25
344 sayfa |
Ah Yaşar ne çektin be! Tüm kitabı bu nidayla okudum sevgili
blogcanlar.
Yaşar Ne Yaşar Ne Yaşamaz, nüfus kâğıdı olmayan Yaşar Yaşamaz’ın
başına gelenleri anlatıyor. Nüfusta yapılan bir hata yüzünden tüm işleri ters
gidiyor. Kitap güzel bir bürokrasi eleştirisi ve kara mizah.
Koronanın getirdiği endişeli psikoloji nedeniyle ben daha çok
kara kısmına odaklandım sanırım, genelde Yaşar’ın başına gelenlere üzüldüm.
Bürokrasinin çok değişmemiş olması da beni şaşırtmadı. (Staj yaparken süreçle
ilgili bir şeyler anlatılıyordu ve bana “bürokrasi işte” dediğim için
çıkışmışlardı. Artık Voldemort’un adını kullanmamaları gibi Kim Olduğunu
Bilirsin Sen demeliyiz herhalde)
Kitap romandan ziyade birbiriyle bağlantılı hikâyeler gibiydi.
Yer yer tekrara düşmeler vardı ama ben zamana yayarak okuduğum için sorun
teşkil etmedi. Güzel bir Aziz Nesin kitabıydı.
“Dünyada
hiçbir deli, ben deliyim diyecek kadar deli değildir.”
“Mahkemelerde
birbirlerine her horozlanan avukat birbiriyle küsüşseydi, selamlaşacak iki
avukat kalmazdı ortada.”
“…
heryerin hiçbir yer, her zamanın da hiçbir zaman demek olduğunu anlayamamışım.
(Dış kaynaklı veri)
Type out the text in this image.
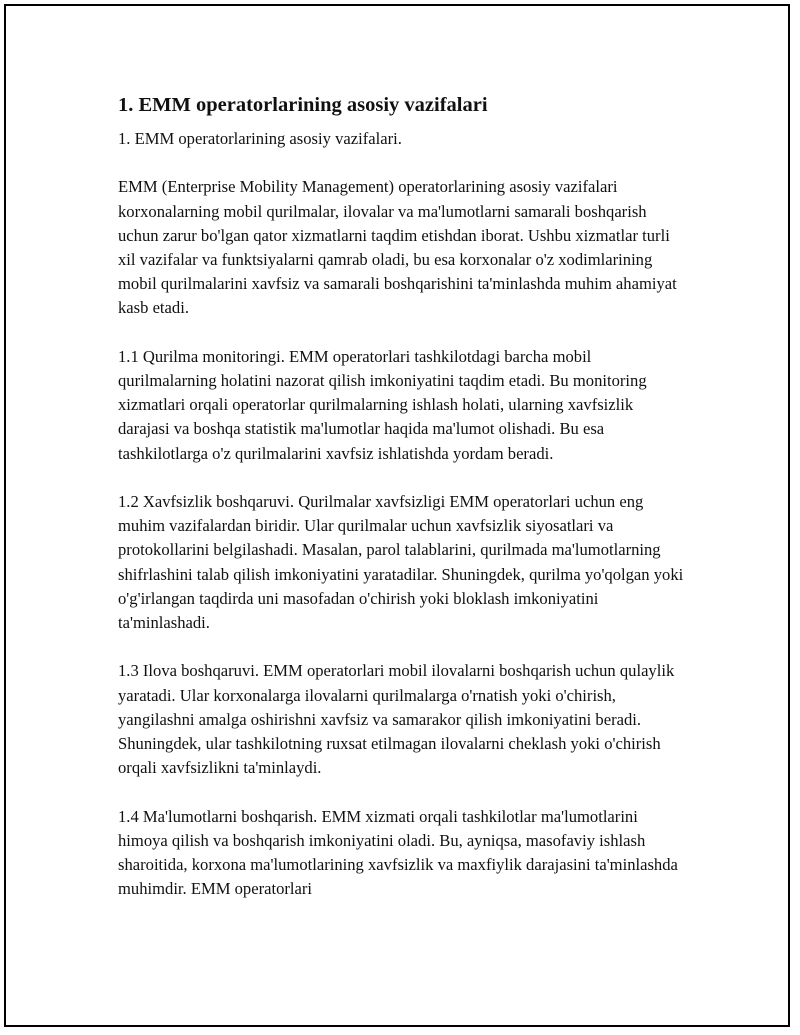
1. EMM operatorlarining asosiy vazifalari

1. EMM operatorlarining asosiy vazifalari.

EMM (Enterprise Mobility Management) operatorlarining asosiy vazifalari korxonalarning mobil qurilmalar, ilovalar va ma'lumotlarni samarali boshqarish uchun zarur bo'lgan qator xizmatlarni taqdim etishdan iborat. Ushbu xizmatlar turli xil vazifalar va funktsiyalarni qamrab oladi, bu esa korxonalar o'z xodimlarining mobil qurilmalarini xavfsiz va samarali boshqarishini ta'minlashda muhim ahamiyat kasb etadi.

1.1 Qurilma monitoringi. EMM operatorlari tashkilotdagi barcha mobil qurilmalarning holatini nazorat qilish imkoniyatini taqdim etadi. Bu monitoring xizmatlari orqali operatorlar qurilmalarning ishlash holati, ularning xavfsizlik darajasi va boshqa statistik ma'lumotlar haqida ma'lumot olishadi. Bu esa tashkilotlarga o'z qurilmalarini xavfsiz ishlatishda yordam beradi.

1.2 Xavfsizlik boshqaruvi. Qurilmalar xavfsizligi EMM operatorlari uchun eng muhim vazifalardan biridir. Ular qurilmalar uchun xavfsizlik siyosatlari va protokollarini belgilashadi. Masalan, parol talablarini, qurilmada ma'lumotlarning shifrlashini talab qilish imkoniyatini yaratadilar. Shuningdek, qurilma yo'qolgan yoki o'g'irlangan taqdirda uni masofadan o'chirish yoki bloklash imkoniyatini ta'minlashadi.

1.3 Ilova boshqaruvi. EMM operatorlari mobil ilovalarni boshqarish uchun qulaylik yaratadi. Ular korxonalarga ilovalarni qurilmalarga o'rnatish yoki o'chirish, yangilashni amalga oshirishni xavfsiz va samarakor qilish imkoniyatini beradi. Shuningdek, ular tashkilotning ruxsat etilmagan ilovalarni cheklash yoki o'chirish orqali xavfsizlikni ta'minlaydi.

1.4 Ma'lumotlarni boshqarish. EMM xizmati orqali tashkilotlar ma'lumotlarini himoya qilish va boshqarish imkoniyatini oladi. Bu, ayniqsa, masofaviy ishlash sharoitida, korxona ma'lumotlarining xavfsizlik va maxfiylik darajasini ta'minlashda muhimdir. EMM operatorlari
Görüşmek istemediğin adama, “Heryerde seni bekliyorum, herzaman gel!”
diyeceksin.”
“Bir
insan pekçok türlü ölür: Hukuki olarak ölür. Siyasi olarak ölür. Fizik olarak
ölür. Psikolojik olarak ölür. İnsanın tam olarak yaşayabilmesi için, bunların
hepsini birden yaşaması gerekir.”
“İnsan
kendini görmüyor da, başkalarını görüyor.”